За первый месяц, пока посольская миссия добиралась от границы до
Сокольнича — новой столицы кнеза Вадана — Озавир отослал назад в
Орбин почти всех своих спутников, даже личного секретаря с двумя
казенными охранниками — последних, кому мог доверить секретные
донесения. Сам остался только с наемным телохранителем-ласатрином
да старым слугой, умгарским вольноотпущенником. В верности этих
двоих Озавир не сомневался — оба были многим обязаны роду Орс и ему
лично, но вот в том, что они с тем же рвением будут служить Орбину,
уверенности не было. Поэтому многочисленные пометки, записки и
измененные карты Умгарии приходилось таскать при себе.
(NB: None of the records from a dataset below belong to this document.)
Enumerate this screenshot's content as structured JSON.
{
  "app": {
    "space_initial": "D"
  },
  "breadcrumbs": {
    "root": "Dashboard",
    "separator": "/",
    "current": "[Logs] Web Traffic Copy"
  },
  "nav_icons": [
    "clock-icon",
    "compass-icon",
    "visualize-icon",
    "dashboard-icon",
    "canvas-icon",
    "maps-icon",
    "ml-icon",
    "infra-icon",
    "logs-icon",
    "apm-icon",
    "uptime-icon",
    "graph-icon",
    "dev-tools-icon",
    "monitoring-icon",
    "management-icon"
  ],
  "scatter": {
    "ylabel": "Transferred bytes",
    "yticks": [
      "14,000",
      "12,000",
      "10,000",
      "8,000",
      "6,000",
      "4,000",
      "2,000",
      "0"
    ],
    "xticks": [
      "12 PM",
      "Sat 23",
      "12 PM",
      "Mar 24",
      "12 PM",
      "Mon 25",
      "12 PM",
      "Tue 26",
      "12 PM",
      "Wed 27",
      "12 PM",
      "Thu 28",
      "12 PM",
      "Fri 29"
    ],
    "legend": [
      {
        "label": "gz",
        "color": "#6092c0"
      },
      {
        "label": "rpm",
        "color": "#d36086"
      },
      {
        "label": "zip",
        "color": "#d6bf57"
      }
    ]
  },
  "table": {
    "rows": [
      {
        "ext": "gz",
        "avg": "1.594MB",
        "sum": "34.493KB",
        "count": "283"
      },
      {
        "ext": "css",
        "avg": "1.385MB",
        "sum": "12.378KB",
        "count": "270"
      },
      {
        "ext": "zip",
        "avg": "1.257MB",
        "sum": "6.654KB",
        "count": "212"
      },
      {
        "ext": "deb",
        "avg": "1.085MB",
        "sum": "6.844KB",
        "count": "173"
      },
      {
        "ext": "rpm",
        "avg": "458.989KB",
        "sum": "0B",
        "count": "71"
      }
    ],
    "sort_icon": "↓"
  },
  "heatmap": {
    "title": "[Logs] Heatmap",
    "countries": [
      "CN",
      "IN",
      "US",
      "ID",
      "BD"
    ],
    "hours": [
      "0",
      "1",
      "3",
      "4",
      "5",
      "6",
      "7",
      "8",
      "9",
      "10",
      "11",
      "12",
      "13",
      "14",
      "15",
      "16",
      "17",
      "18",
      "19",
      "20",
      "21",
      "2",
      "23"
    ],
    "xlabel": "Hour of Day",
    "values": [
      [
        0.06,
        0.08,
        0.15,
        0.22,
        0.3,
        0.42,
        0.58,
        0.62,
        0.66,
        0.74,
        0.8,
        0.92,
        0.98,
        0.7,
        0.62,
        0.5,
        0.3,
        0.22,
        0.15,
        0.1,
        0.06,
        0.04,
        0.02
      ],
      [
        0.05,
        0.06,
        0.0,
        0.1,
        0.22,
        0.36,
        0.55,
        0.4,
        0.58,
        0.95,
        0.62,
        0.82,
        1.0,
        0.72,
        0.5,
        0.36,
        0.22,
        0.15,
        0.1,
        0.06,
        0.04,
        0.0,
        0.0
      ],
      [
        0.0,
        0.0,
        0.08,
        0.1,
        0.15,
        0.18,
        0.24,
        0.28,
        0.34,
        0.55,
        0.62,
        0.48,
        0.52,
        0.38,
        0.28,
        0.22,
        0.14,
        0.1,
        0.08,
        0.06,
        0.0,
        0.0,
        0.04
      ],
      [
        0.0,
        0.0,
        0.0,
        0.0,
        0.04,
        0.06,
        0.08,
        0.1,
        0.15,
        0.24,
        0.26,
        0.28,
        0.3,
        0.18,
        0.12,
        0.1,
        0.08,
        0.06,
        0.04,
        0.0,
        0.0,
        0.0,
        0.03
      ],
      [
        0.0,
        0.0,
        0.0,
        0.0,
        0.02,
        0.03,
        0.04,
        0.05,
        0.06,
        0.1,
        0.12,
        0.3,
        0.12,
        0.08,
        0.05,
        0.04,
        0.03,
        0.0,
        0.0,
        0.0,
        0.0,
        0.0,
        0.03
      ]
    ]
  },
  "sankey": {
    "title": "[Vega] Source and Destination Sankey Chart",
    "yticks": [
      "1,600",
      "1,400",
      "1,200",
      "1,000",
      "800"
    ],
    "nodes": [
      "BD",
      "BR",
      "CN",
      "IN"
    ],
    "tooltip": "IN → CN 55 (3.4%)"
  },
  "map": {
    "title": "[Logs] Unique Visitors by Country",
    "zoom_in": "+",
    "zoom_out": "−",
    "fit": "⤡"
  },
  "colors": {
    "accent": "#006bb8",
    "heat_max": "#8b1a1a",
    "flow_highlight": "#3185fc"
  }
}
Озавир потянулся, встал, и, накинув меховой плащ, вышел на
крыльцо. Свет ударил так, что из глаз брызнули слезы. Пришлось
зажмуриться и долго, постепенно привыкать к ослепительному солнцу
на голубом небе, к искристым сугробам и невозможно, по-весеннему
ярким краскам. Так и было: сегодняшняя ночь, самая длинная в году,
минула, и день — тут его называли днем Перелома — уже считался
весенним, праздничным. Что ж, не каждый день удается побывать на
празднике у враждебных соседей. Озавир еще раз проверил спрятанный
под мехом тубус и отправился в город.